Alaska Governor Sarah Palin's decision to step down before the end of
her term caught the political world by surprise, and has fueled
questions and speculation about her political future. Palin was
Republican John McCain's vice presidential running mate in last year's
presidential election and is seen by many Republicans as a potential
candidate in 2012.
Governor Palin was not expected to seek re-election in Alaska in 2010. But what caught most people by surprise was her decision to step down later this month without completing a full four-year term as governor.
"Productive, fulfilled people determine where to put their efforts, choosing to wisely utilize precious time to build up. And there is such a need to build up and fight for our state and our country, and I choose to fight for it," Palin said.
In her resignation announcement, Palin cited several reasons including recent political attacks on her family and the high financial cost of ethics investigations.
Palin also mentioned a desire not to serve out her term as what is known as a lame duck, a politician with fading political influence because they either will not or cannot seek another term in office.
Fellow Republicans were caught by surprise, including former Arkansas Governor Mike Huckabee. Huckabee told Fox News Sunday that he worries some voters may see Palin as a quitter.
"I'm a Sarah Palin fan. I like her personally. I like her points of view. I think she is right on the issues. The challenge that she is going to have is that there will be people who say, look, if they chase you out of this, it won't get any easier for you at other levels of the [political] stage," Huckabee said.
Appearing on the same program was Karl Rove, the top political adviser to former President George W. Bush. Rove said he was perplexed by Palin's decision to step down.
"The effective strategies in politics are ones that are so clear and obvious that people can grasp it. It is not clear what her strategy here is but exiting the governorship two and a half years through the term and putting herself on a national stage that she may not yet be prepared to operate in [...]," Rove said.
Political analysts say Palin's unexpected decision has raised questions about her political future and reopened a debate from last year's presidential campaign about whether or not she is ready for national office.
John Fortier is a political expert at the American Enterprise Institute in Washington.
"I think it is only going to reinforce some problems that critics of her saw, as her being not ready for the job or impulsive or not appealing enough to a wide base of America who expects her to pursue a traditional course," said Fortier.
Palin has engaged critics and even comedians in recent months, especially those who in her view have targeted her family. Many Palin supporters say they understand her desire to step away from the national political limelight for a while.

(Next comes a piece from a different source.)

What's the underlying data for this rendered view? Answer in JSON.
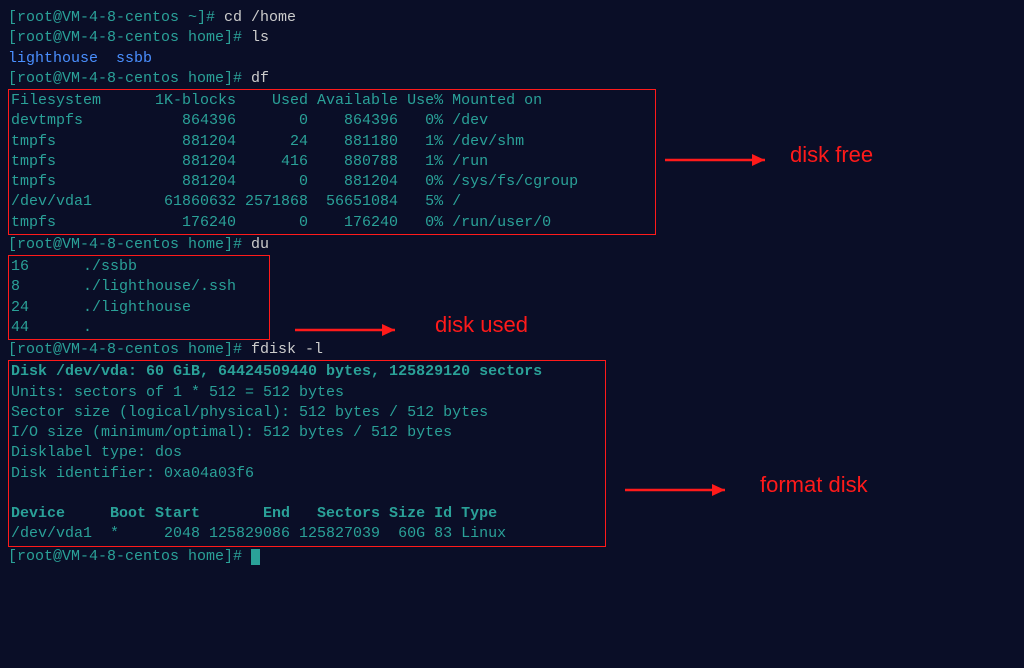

But Fortier says she still could position herself for a presidential run in 2012.
"I take her at her word that in some ways she is a little bit tired of the criticism, and the unfair criticism in some cases, and that she has some personal things in her life she needs to attend to. But I think there is some sense that she also wants to be able to focus on national issues," Fortier said.
Other analysts say Palin's decision to quit now may give her time to rebuild her image with the public, an image that took a battering during last year's presidential campaign.
Gerson Moreno-Raino is a political expert at Regent University, a Christian university in Virginia Beach, Virginia.
"She has been heavily criticized by both the left and the right, Republicans and Democrats, and this may be a way for her recapture her lost image and really be in control of her image and her message, which is very important," Moreno-Raino said.
But, he continued, Palin may have some political fences to mend with even some of her most loyal supporters who were disappointed with her decision to step down as governor with 18 months left to go in her term.
"I think there are people that at a gut level are loyal to Sarah Palin. And maybe some will argue that she can effect a lot of change, but the majority of these individuals, I think, are concerned about how she is going to be able to do this given the fact that in some ways she has or can be perceived as having quit," Moreno-Raino said.
Although Palin remains a polarizing figure in national opinion polls, she continues to draw strong support from conservative Republicans, especially evangelical Christians.